Десятилетий? Тоби, нахмурившись, уставился на ковер, раздумывая, хочет ли он знать, сколько именно десятилетий.
— Не настолько долго, как ты, возможно, подумал, — сказала леди Олдридж, словно прочитав мысли сына. — Я никогда не изменяла твоему отцу.
— Я совсем не помню отца, — ответил Тоби со вздохом и поднял глаза к потолку — на втором этаже, в спальне, лежало тело мистера Йорка. — Я помню только его.
— Он любил тебя, Тоби. Он говорил мне, что завещал бы тебе свое поместье, если бы оно не отчуждалось вместе с титулом. Я знаю, что он относился к тебе как к сыну.

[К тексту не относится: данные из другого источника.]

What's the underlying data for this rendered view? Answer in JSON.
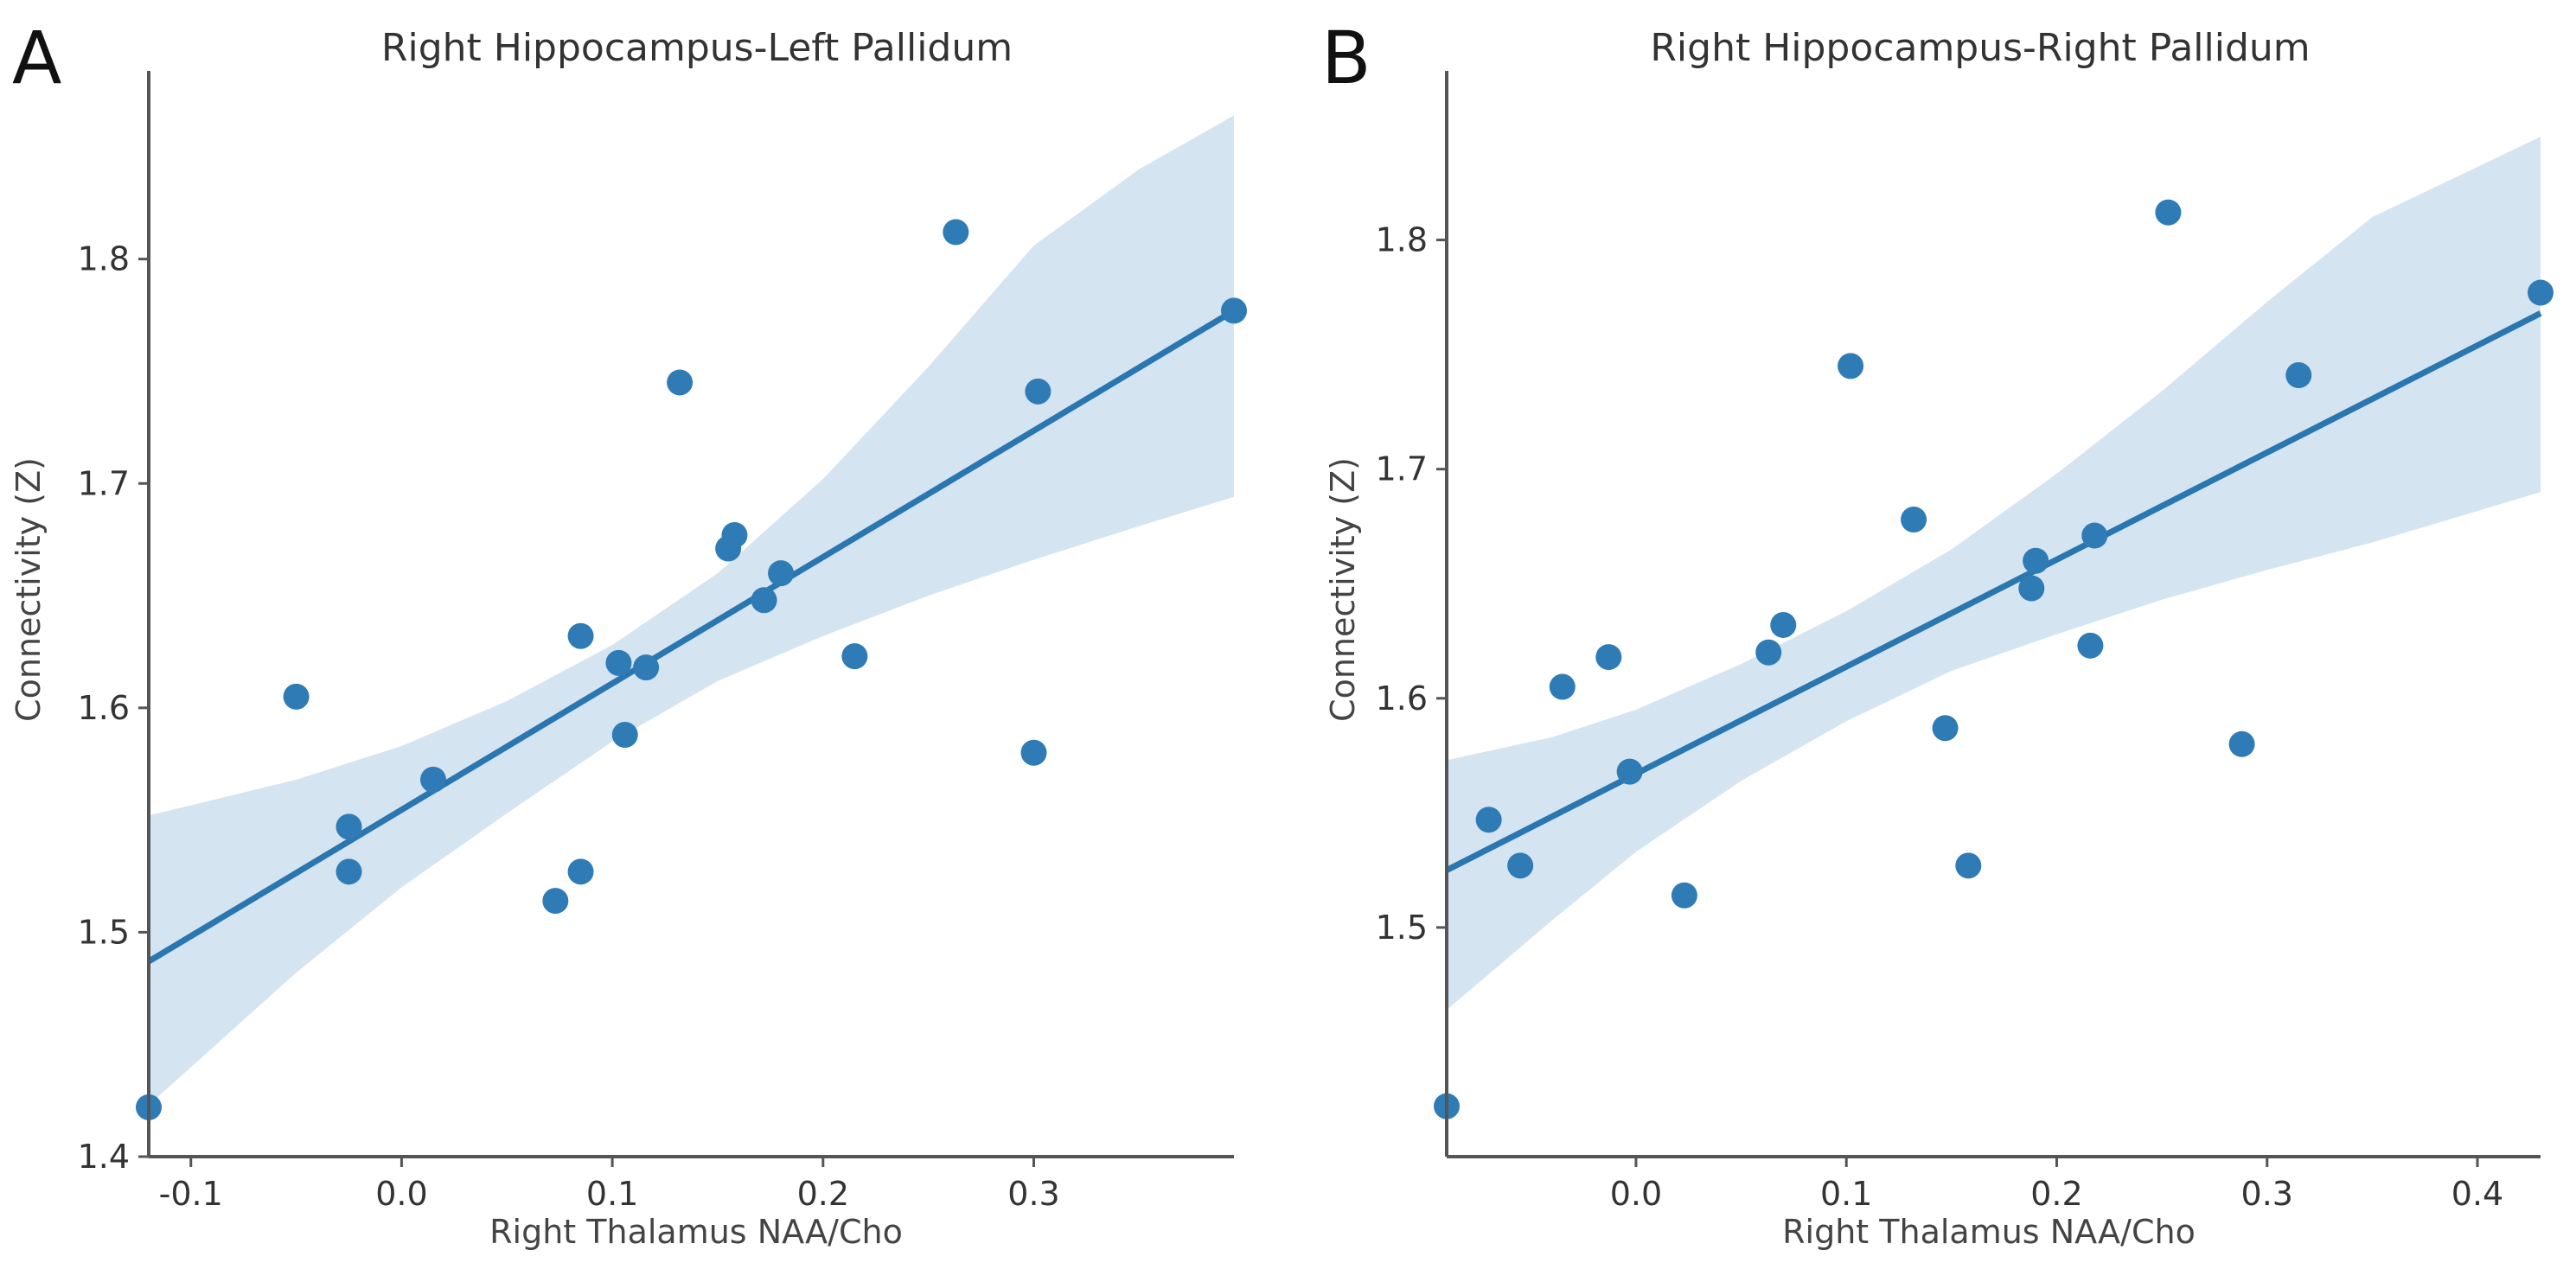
{
  "chart_data": [
    {
      "type": "scatter",
      "panel_label": "A",
      "title": "Right Hippocampus-Left Pallidum",
      "xlabel": "Right Thalamus NAA/Cho",
      "ylabel": "Connectivity (Z)",
      "xlim": [
        -0.12,
        0.395
      ],
      "ylim": [
        1.4,
        1.88
      ],
      "xticks": [
        -0.1,
        0.0,
        0.1,
        0.2,
        0.3
      ],
      "xtick_labels": [
        "-0.1",
        "0.0",
        "0.1",
        "0.2",
        "0.3"
      ],
      "yticks": [
        1.4,
        1.5,
        1.6,
        1.7,
        1.8
      ],
      "ytick_labels": [
        "1.4",
        "1.5",
        "1.6",
        "1.7",
        "1.8"
      ],
      "points": [
        {
          "x": -0.12,
          "y": 1.422
        },
        {
          "x": -0.05,
          "y": 1.605
        },
        {
          "x": -0.025,
          "y": 1.547
        },
        {
          "x": -0.025,
          "y": 1.527
        },
        {
          "x": 0.015,
          "y": 1.568
        },
        {
          "x": 0.073,
          "y": 1.514
        },
        {
          "x": 0.085,
          "y": 1.632
        },
        {
          "x": 0.085,
          "y": 1.527
        },
        {
          "x": 0.103,
          "y": 1.62
        },
        {
          "x": 0.106,
          "y": 1.588
        },
        {
          "x": 0.116,
          "y": 1.618
        },
        {
          "x": 0.132,
          "y": 1.745
        },
        {
          "x": 0.155,
          "y": 1.671
        },
        {
          "x": 0.158,
          "y": 1.677
        },
        {
          "x": 0.172,
          "y": 1.648
        },
        {
          "x": 0.18,
          "y": 1.66
        },
        {
          "x": 0.215,
          "y": 1.623
        },
        {
          "x": 0.263,
          "y": 1.812
        },
        {
          "x": 0.3,
          "y": 1.58
        },
        {
          "x": 0.302,
          "y": 1.741
        },
        {
          "x": 0.395,
          "y": 1.777
        }
      ],
      "regression": {
        "x": [
          -0.12,
          0.395
        ],
        "y": [
          1.487,
          1.777
        ]
      },
      "ci_band": [
        {
          "x": -0.12,
          "lo": 1.423,
          "hi": 1.552
        },
        {
          "x": -0.05,
          "lo": 1.482,
          "hi": 1.568
        },
        {
          "x": 0.0,
          "lo": 1.52,
          "hi": 1.583
        },
        {
          "x": 0.05,
          "lo": 1.553,
          "hi": 1.603
        },
        {
          "x": 0.1,
          "lo": 1.585,
          "hi": 1.628
        },
        {
          "x": 0.15,
          "lo": 1.612,
          "hi": 1.66
        },
        {
          "x": 0.2,
          "lo": 1.632,
          "hi": 1.702
        },
        {
          "x": 0.25,
          "lo": 1.65,
          "hi": 1.752
        },
        {
          "x": 0.3,
          "lo": 1.666,
          "hi": 1.806
        },
        {
          "x": 0.35,
          "lo": 1.681,
          "hi": 1.84
        },
        {
          "x": 0.395,
          "lo": 1.694,
          "hi": 1.864
        }
      ],
      "colors": {
        "point": "#2f7bb6",
        "line": "#2a76b0",
        "band": "#d5e4f1"
      }
    },
    {
      "type": "scatter",
      "panel_label": "B",
      "title": "Right Hippocampus-Right Pallidum",
      "xlabel": "Right Thalamus NAA/Cho",
      "ylabel": "Connectivity (Z)",
      "xlim": [
        -0.09,
        0.43
      ],
      "ylim": [
        1.4,
        1.87
      ],
      "xticks": [
        0.0,
        0.1,
        0.2,
        0.3,
        0.4
      ],
      "xtick_labels": [
        "0.0",
        "0.1",
        "0.2",
        "0.3",
        "0.4"
      ],
      "yticks": [
        1.5,
        1.6,
        1.7,
        1.8
      ],
      "ytick_labels": [
        "1.5",
        "1.6",
        "1.7",
        "1.8"
      ],
      "points": [
        {
          "x": -0.09,
          "y": 1.422
        },
        {
          "x": -0.07,
          "y": 1.547
        },
        {
          "x": -0.055,
          "y": 1.527
        },
        {
          "x": -0.035,
          "y": 1.605
        },
        {
          "x": -0.013,
          "y": 1.618
        },
        {
          "x": -0.003,
          "y": 1.568
        },
        {
          "x": 0.023,
          "y": 1.514
        },
        {
          "x": 0.063,
          "y": 1.62
        },
        {
          "x": 0.07,
          "y": 1.632
        },
        {
          "x": 0.102,
          "y": 1.745
        },
        {
          "x": 0.132,
          "y": 1.678
        },
        {
          "x": 0.147,
          "y": 1.587
        },
        {
          "x": 0.158,
          "y": 1.527
        },
        {
          "x": 0.188,
          "y": 1.648
        },
        {
          "x": 0.19,
          "y": 1.66
        },
        {
          "x": 0.216,
          "y": 1.623
        },
        {
          "x": 0.218,
          "y": 1.671
        },
        {
          "x": 0.253,
          "y": 1.812
        },
        {
          "x": 0.288,
          "y": 1.58
        },
        {
          "x": 0.315,
          "y": 1.741
        },
        {
          "x": 0.43,
          "y": 1.777
        }
      ],
      "regression": {
        "x": [
          -0.09,
          0.43
        ],
        "y": [
          1.525,
          1.768
        ]
      },
      "ci_band": [
        {
          "x": -0.09,
          "lo": 1.464,
          "hi": 1.573
        },
        {
          "x": -0.04,
          "lo": 1.503,
          "hi": 1.583
        },
        {
          "x": 0.0,
          "lo": 1.533,
          "hi": 1.595
        },
        {
          "x": 0.05,
          "lo": 1.564,
          "hi": 1.615
        },
        {
          "x": 0.1,
          "lo": 1.59,
          "hi": 1.638
        },
        {
          "x": 0.15,
          "lo": 1.612,
          "hi": 1.665
        },
        {
          "x": 0.2,
          "lo": 1.628,
          "hi": 1.698
        },
        {
          "x": 0.25,
          "lo": 1.643,
          "hi": 1.734
        },
        {
          "x": 0.3,
          "lo": 1.656,
          "hi": 1.773
        },
        {
          "x": 0.35,
          "lo": 1.668,
          "hi": 1.81
        },
        {
          "x": 0.43,
          "lo": 1.69,
          "hi": 1.845
        }
      ],
      "colors": {
        "point": "#2f7bb6",
        "line": "#2a76b0",
        "band": "#d5e4f1"
      }
    }
  ]
}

А вот родного сына у него никогда не было.
— Почему у него никогда не было сына? Почему вы так и не поженились?
Мать Тоби покачала головой:
— Мы бы поубивали друг друга, если бы жили под одной крышей. Нет, я привыкла к своей независимости, и мы оба были слишком упрямы, чтобы уступить друг другу. — Она снова утерла слезы и высморкалась. — В последнее время он сильно сдал. Доктора советовали ему отдохнуть. Уже несколько лет я умоляла его уйти из парламента, но упрямец даже слышать об этом не хотел.
— Поэтому ты уговаривала меня выставить свою кандидатуру?
Леди Олдридж кивнула:
— Да, поэтому.
— Мама, тебе было бы достаточно просто сказать мне правду.
Леди Олдридж едва заметно кивнула:
— Да, возможно. Возможно, мне следовало бы сказать тебе об этом. Но повторяю, не так-то легко говорить о своем любовнике с собственным сыном. И как бы то ни было, он наконец уступил мне. На прошлой неделе он сказал, что решил предоставить тебе возможность победить на выборах. Сказал, что ты к этому вполне готов. Он считал, что вы с Изабель — прекрасная пара. И еще что-то добавил насчет ягнят.